THEOPHYL. It is easy to turn this to a moral use. For whoever surpasses many in wickedness is small in spiritual growth, and cannot see Jesus for the crowd. For disturbed by passion and worldly things, he beholds not Jesus walking, that is, working in us, not recognizing His operation. But he climbs up to the top of a sycamore-tree, in that he rises above the sweetness of pleasure, which is signified by a fig, and subduing it, and so becoming more exalted, he sees and is seen by Christ.

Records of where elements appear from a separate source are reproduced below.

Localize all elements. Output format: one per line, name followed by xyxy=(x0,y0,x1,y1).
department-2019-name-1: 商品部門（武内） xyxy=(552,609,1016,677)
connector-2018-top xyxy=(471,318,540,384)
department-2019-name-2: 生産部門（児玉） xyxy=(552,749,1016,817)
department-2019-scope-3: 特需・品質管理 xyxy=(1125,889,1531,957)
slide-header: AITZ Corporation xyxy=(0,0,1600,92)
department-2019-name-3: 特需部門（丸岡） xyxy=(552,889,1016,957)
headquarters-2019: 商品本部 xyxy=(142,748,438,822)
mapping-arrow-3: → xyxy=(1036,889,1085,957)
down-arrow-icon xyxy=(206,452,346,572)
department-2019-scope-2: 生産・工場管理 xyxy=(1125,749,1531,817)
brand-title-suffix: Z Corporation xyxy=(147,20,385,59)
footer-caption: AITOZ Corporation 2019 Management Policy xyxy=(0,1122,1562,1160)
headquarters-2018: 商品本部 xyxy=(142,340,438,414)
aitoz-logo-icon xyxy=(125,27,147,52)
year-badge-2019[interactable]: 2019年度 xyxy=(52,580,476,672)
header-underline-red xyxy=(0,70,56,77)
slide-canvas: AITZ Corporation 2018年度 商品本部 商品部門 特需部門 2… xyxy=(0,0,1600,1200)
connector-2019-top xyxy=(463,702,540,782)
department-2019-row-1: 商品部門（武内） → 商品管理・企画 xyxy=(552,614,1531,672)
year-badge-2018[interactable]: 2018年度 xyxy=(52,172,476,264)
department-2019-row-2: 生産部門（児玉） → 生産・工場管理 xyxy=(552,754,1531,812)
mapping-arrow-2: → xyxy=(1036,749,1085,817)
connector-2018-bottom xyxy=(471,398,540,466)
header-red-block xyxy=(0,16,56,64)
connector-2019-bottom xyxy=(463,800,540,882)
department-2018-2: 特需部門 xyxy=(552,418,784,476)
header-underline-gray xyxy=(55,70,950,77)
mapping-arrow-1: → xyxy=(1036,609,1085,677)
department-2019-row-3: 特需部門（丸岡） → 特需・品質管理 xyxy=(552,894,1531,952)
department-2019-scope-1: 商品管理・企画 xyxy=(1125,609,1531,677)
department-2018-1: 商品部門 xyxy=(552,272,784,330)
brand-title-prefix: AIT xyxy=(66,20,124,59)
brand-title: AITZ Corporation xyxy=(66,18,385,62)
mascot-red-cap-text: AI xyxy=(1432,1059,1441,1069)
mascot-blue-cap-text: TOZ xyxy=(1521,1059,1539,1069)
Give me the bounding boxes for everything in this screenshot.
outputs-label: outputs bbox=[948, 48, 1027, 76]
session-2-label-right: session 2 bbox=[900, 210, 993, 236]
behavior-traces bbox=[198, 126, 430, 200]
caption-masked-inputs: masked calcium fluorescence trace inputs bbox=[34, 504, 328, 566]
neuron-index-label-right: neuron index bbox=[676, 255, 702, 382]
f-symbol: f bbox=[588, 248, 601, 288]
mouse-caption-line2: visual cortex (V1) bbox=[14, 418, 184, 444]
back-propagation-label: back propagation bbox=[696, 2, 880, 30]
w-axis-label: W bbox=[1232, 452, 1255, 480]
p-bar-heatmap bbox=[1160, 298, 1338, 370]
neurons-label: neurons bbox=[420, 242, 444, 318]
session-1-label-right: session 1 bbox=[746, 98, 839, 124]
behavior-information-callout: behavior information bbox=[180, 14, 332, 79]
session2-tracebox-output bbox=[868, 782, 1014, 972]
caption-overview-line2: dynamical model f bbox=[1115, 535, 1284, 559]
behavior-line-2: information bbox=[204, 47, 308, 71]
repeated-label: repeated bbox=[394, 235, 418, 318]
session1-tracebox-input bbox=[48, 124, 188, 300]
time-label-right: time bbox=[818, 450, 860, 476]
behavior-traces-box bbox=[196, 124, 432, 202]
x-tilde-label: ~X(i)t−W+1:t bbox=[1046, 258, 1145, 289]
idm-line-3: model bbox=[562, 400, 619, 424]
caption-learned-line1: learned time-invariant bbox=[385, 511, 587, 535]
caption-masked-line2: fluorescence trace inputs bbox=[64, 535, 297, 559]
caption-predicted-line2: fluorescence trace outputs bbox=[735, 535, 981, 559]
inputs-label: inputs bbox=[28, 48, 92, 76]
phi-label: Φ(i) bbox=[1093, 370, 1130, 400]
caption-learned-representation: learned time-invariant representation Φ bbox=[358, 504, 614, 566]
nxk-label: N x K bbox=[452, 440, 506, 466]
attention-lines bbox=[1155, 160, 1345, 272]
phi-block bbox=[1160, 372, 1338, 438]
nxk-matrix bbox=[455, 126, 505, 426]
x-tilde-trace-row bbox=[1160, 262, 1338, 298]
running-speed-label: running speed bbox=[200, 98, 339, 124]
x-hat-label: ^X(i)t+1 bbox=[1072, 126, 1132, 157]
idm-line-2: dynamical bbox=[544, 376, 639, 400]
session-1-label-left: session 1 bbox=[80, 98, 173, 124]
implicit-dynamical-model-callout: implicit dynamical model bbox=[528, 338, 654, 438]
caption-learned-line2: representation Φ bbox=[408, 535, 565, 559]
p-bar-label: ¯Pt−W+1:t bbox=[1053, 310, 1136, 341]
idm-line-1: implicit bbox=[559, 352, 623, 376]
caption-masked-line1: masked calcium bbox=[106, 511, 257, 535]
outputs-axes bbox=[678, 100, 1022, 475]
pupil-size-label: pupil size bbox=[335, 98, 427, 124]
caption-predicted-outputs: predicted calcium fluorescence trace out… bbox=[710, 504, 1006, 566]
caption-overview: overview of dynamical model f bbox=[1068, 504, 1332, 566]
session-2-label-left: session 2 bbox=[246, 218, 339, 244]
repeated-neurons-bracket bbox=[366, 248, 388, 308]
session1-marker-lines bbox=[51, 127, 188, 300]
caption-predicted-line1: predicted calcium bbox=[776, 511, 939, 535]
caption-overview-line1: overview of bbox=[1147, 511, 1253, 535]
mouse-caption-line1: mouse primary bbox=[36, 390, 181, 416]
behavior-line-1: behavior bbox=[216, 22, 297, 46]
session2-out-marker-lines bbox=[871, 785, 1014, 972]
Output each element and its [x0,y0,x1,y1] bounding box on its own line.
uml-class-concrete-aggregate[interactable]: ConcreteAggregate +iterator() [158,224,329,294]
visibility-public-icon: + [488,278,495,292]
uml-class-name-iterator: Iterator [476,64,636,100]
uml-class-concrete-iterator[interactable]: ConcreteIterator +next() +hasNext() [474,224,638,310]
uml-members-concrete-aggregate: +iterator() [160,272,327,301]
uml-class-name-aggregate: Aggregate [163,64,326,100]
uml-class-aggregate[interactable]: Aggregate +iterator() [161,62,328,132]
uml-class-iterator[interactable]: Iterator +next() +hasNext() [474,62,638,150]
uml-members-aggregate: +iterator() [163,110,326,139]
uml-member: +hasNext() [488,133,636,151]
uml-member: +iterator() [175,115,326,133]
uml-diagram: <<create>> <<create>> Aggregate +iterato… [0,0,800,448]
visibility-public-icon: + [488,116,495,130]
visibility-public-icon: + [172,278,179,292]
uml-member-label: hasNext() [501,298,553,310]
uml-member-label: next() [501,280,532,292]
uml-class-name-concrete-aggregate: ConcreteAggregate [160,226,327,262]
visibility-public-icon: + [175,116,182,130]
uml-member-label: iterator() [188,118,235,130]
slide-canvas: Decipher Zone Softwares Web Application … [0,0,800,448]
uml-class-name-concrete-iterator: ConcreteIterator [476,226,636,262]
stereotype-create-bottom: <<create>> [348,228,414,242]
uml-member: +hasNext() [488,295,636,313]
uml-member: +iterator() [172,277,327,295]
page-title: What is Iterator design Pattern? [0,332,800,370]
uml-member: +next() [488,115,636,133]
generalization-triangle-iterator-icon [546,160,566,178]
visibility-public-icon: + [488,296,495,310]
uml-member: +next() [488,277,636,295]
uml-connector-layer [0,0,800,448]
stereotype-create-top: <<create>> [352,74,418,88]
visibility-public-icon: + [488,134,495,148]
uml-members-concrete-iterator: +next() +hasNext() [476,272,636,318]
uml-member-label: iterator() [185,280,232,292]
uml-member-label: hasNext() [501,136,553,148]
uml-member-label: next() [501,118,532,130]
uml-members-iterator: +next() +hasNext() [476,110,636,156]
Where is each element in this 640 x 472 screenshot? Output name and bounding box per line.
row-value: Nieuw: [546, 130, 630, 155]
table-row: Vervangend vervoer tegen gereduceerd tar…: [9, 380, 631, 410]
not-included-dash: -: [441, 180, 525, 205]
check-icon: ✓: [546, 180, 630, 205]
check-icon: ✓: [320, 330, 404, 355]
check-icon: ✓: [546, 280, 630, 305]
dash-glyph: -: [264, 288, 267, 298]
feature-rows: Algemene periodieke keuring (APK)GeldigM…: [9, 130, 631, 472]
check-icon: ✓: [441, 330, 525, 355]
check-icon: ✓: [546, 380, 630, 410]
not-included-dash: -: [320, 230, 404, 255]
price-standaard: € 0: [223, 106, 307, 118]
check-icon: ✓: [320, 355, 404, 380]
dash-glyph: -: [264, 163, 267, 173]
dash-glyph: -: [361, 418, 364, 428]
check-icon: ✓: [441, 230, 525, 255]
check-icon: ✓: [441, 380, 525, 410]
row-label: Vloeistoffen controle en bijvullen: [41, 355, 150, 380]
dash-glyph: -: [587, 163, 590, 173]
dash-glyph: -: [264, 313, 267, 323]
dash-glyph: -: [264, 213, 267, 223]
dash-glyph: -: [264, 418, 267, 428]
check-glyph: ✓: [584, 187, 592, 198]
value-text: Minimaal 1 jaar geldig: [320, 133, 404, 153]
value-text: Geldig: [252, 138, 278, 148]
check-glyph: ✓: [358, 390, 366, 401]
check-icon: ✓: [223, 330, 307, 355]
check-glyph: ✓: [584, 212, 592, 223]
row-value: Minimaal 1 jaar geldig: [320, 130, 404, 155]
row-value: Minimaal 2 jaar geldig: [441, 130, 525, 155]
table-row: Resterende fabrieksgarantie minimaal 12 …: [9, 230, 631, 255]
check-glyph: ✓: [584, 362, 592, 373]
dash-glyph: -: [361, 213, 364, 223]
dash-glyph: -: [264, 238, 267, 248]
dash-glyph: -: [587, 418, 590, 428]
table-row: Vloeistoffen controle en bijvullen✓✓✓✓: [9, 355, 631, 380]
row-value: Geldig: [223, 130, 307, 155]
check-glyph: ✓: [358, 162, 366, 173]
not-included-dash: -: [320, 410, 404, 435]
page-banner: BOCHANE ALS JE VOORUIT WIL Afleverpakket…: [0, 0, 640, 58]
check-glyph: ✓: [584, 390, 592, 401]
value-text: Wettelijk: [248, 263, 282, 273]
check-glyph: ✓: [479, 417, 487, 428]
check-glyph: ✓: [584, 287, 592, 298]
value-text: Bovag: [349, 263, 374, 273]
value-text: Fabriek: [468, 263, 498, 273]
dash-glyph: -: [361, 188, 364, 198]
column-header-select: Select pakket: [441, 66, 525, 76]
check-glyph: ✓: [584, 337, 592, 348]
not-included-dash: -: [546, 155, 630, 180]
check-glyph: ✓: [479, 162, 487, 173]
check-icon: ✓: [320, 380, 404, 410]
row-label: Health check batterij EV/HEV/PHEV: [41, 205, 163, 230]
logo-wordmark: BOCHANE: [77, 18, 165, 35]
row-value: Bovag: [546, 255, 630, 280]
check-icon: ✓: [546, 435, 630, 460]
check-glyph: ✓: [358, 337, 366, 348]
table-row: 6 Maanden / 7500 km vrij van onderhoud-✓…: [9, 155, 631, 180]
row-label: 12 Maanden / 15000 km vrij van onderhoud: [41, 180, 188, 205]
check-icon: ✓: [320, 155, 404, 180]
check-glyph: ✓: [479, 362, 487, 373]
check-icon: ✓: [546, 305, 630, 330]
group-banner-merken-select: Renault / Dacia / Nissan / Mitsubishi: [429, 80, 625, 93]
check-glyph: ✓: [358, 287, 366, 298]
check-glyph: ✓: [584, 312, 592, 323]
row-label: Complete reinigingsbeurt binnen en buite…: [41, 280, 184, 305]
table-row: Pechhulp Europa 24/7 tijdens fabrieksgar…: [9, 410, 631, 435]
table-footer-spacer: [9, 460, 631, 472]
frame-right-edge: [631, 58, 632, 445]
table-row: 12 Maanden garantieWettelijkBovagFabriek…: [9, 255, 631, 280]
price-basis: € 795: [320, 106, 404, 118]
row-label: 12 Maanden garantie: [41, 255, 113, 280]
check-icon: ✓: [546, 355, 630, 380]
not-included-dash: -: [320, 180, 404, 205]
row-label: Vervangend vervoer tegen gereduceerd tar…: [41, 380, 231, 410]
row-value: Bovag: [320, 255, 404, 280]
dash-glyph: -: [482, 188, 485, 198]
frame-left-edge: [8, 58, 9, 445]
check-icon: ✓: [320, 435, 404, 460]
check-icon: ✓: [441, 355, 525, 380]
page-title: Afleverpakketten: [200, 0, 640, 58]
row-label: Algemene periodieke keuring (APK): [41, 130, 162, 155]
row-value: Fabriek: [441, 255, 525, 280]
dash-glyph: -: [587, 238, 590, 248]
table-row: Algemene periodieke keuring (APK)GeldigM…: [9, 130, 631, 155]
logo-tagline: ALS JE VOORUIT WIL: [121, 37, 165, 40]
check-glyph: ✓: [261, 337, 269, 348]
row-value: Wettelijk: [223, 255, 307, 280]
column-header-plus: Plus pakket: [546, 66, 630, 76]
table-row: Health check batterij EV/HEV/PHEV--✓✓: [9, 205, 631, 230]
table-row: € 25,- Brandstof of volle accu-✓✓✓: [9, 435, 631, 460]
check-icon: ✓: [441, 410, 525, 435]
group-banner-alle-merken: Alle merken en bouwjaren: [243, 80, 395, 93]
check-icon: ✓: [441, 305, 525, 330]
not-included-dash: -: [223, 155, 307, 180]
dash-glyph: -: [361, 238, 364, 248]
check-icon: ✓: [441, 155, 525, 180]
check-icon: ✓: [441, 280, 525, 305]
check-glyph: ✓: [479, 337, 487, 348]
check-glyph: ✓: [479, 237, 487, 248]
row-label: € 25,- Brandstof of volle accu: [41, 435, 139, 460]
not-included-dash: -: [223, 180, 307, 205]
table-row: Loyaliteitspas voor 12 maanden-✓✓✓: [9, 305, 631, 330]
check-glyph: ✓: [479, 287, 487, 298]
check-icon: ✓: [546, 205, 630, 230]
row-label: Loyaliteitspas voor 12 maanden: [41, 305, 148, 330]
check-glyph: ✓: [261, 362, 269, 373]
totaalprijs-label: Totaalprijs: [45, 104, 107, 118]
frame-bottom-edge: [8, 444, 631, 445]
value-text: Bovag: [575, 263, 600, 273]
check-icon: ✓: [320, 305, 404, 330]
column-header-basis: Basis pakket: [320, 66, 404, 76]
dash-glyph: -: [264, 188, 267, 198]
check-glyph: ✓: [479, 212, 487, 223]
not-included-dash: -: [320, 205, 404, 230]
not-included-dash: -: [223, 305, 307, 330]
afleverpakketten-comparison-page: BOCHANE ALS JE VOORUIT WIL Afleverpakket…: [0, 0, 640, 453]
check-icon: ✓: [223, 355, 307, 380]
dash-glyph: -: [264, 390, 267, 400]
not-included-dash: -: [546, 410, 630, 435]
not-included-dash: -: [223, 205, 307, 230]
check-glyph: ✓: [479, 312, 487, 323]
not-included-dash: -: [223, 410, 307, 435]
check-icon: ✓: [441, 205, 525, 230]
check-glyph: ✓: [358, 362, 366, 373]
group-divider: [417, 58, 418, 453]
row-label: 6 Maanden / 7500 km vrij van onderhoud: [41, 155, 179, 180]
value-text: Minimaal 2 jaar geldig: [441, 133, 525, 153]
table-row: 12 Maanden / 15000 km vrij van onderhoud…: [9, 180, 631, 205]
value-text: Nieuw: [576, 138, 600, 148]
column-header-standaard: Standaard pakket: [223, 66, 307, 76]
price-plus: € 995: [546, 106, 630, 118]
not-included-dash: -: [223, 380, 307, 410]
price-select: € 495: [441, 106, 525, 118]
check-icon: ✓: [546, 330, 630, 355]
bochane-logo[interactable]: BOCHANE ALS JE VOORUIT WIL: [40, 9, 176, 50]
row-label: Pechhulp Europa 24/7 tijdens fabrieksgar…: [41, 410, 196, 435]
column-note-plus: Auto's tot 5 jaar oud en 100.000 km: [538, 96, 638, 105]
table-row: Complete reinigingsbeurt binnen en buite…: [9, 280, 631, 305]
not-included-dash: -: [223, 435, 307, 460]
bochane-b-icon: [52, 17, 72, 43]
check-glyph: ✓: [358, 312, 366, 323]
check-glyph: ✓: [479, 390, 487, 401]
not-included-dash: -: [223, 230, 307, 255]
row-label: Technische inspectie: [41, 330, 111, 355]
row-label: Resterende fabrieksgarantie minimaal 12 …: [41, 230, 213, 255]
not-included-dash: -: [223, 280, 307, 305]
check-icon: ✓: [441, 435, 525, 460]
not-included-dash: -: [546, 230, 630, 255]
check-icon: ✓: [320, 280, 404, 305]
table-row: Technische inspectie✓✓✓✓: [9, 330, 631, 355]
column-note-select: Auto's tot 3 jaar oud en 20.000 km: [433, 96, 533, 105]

GREG. Or because the sycamore is from its name called the foolish fig, the little Zacchaeus gets up into the sycamore and sees the Lord, for they who humbly choose the foolish things of this world are those who contemplate most closely the wisdom of God. For what is more foolish in this world than not to seek for what is lost, to give our possessions to robbers, to return not injury for injury? However, by this wise foolishness, the wisdom of God is seen, not yet really as it is, but by the light of contemplation.
THEOPHYL. The Lord said to him, Make haste and come down, that is, “you have ascended by penitence to a place too high for you, come down by humility, lest your exaltation cause you to sky. I must abide in the house of a humble man. We have two kinds of goods in us, bodily, and spiritual; the just man gives up all his bodily goods to the poor, but he forsakes not his spiritual goods, but if he has extorted any thing from any one, he restores to him fourfold; signifying thereby that if a man by repentance walks in the Opposite path to his former perverseness, he by the manifold practice of virtue heals all his old offenses, and so merits salvation, and is called the son of Abraham, because he went out from his own kindred, that is, from his ancient wickedness.